Ensure Effective Compliance
First and foremost: have reliable data—regular reports can unearth irregularities before they gain momentum and swell into a major fraud. If data is scant, it will be tougher to provide senior management with the information needed to uncover problems. Banks, for example, are subject to the Bank Secrecy Act of 1970 (BSA), requiring them to certify that their anti-money laundering (AML) systems are adequate. “A financial institution’s BSA/AML compliance program consists of five pillars,” explains Joseph Chisolm, partner in Mazars USA’s Risk and Compliance practice, “and companies must adhere to these rules or incur substantial fines.” These pillars encompass written procedures for ensuring compliance; performing independent testing to uncover deficiencies and impose corrective action to address them; designating individuals to manage the compliance process; and training for appropriate personnel. The final pillar, mandated under the FinCEN CDD Rules, implemented in May 2016, incorporates customer identification and verification; beneficial ownership identification and verification; understanding customer relationships to determine a customer risk profile; and performing ongoing monitoring to report suspicious behavior.
Technology and data play important functions, too. Artificial intelligence deploys algorithms to pinpoint questionable activity and trends, such as suspicious credit card activity. It also can unmask abnormal behavior: implementing transactions on weekends when it would be highly unusual to do so, for example. Another data tool, e-discovery systems, mines email traffic and internal instant message systems to unearth those involved in misconduct and the nature of their communications and dialogue. These systems also can detect which vendors a suspected offender meets with and when, and oftentimes can be corroborated by corporate credit card activity.

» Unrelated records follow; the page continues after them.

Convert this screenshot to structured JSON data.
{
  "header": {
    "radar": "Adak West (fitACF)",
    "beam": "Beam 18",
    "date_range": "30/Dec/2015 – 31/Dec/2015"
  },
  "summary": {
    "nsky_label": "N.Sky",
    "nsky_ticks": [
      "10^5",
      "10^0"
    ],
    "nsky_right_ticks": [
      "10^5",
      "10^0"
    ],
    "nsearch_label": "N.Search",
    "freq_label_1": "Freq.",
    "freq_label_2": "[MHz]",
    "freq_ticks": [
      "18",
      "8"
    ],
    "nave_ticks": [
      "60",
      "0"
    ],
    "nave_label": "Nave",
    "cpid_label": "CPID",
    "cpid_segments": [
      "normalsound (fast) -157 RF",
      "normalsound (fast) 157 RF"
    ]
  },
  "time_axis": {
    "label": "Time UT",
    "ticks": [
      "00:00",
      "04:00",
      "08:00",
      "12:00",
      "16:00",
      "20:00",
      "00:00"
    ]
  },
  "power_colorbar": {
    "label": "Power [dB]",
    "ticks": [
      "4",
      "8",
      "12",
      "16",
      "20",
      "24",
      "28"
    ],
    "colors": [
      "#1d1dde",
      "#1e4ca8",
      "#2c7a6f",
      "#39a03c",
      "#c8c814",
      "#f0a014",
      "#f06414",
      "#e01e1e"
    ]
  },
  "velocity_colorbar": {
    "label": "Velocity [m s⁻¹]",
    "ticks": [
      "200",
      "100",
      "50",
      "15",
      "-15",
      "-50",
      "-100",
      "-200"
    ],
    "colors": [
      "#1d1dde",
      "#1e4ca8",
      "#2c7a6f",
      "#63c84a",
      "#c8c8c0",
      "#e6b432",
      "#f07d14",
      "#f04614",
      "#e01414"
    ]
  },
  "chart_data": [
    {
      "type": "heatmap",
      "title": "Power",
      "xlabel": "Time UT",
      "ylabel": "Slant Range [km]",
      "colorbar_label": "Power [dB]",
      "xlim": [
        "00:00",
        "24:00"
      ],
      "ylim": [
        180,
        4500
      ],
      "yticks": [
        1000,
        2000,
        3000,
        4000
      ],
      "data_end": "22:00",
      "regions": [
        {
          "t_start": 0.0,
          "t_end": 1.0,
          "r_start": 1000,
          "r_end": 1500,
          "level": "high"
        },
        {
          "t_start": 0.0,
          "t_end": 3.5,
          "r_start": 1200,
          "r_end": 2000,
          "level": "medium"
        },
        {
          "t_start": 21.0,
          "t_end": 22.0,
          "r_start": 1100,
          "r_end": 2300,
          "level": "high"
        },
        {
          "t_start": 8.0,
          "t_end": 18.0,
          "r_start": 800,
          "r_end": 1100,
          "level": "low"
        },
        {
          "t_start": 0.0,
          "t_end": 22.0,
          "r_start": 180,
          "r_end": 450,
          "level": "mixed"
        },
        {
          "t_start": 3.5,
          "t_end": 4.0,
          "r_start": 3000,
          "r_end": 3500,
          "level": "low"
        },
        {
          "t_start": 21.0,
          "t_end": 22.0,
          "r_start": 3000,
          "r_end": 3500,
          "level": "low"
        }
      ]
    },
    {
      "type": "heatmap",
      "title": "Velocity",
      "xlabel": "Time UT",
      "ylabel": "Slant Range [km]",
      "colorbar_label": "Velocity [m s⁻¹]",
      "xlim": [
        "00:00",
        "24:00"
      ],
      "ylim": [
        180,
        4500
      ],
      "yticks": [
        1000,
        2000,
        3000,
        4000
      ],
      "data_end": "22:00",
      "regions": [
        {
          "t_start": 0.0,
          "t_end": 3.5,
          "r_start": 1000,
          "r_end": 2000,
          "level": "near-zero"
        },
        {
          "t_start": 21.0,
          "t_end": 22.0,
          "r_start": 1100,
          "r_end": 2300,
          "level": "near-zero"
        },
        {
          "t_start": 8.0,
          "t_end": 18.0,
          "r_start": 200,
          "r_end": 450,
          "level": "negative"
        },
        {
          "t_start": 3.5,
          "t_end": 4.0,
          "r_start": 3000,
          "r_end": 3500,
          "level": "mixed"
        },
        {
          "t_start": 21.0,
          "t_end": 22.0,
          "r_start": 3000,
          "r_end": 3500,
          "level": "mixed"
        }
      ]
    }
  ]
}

A company also can freeze all email traffic of a suspected individual to see what information was sent, and to whom and when, particularly poignant in the spate of recent sexual harassment allegations (these of course are not fraud).
Implement Other Fraud Deterrent Actions
Fraud prevention can be as simple as forcing employees to take time off. Requiring employees to take two consecutive weeks off out of the office each year is a good start. If employees know someone else will be examining work in their absence, they may think twice about doing something untoward. Segregate duties so that one individual cannot singlehandedly execute a transaction is a second step, for instance requiring multiple signatures for checks over a certain amount , or having the person who records the check be different from the one who sends it to the vendor.
In our ever-changing society, and as more avenues for fraud emerge, companies must develop more sophisticated ways to combat it. The first line of defense is performing risk assessment, having a dedicated compliance team, conducting employee training, and executing regular monitoring and testing. The whistleblower program recognizes that employees can play a vital role as well, giving those who have information on violations a safe way to report it. It behooves companies to seek professional guidance in building an adequate system of checks and balances, supported by cutting-edge technology and data, to root out fraud—and an effective whistleblower program to expose it. Of course, even with the best preventative policies, activities, checks and balances, fraud may and can still occur. The key is to take steps to prevent and detect it early.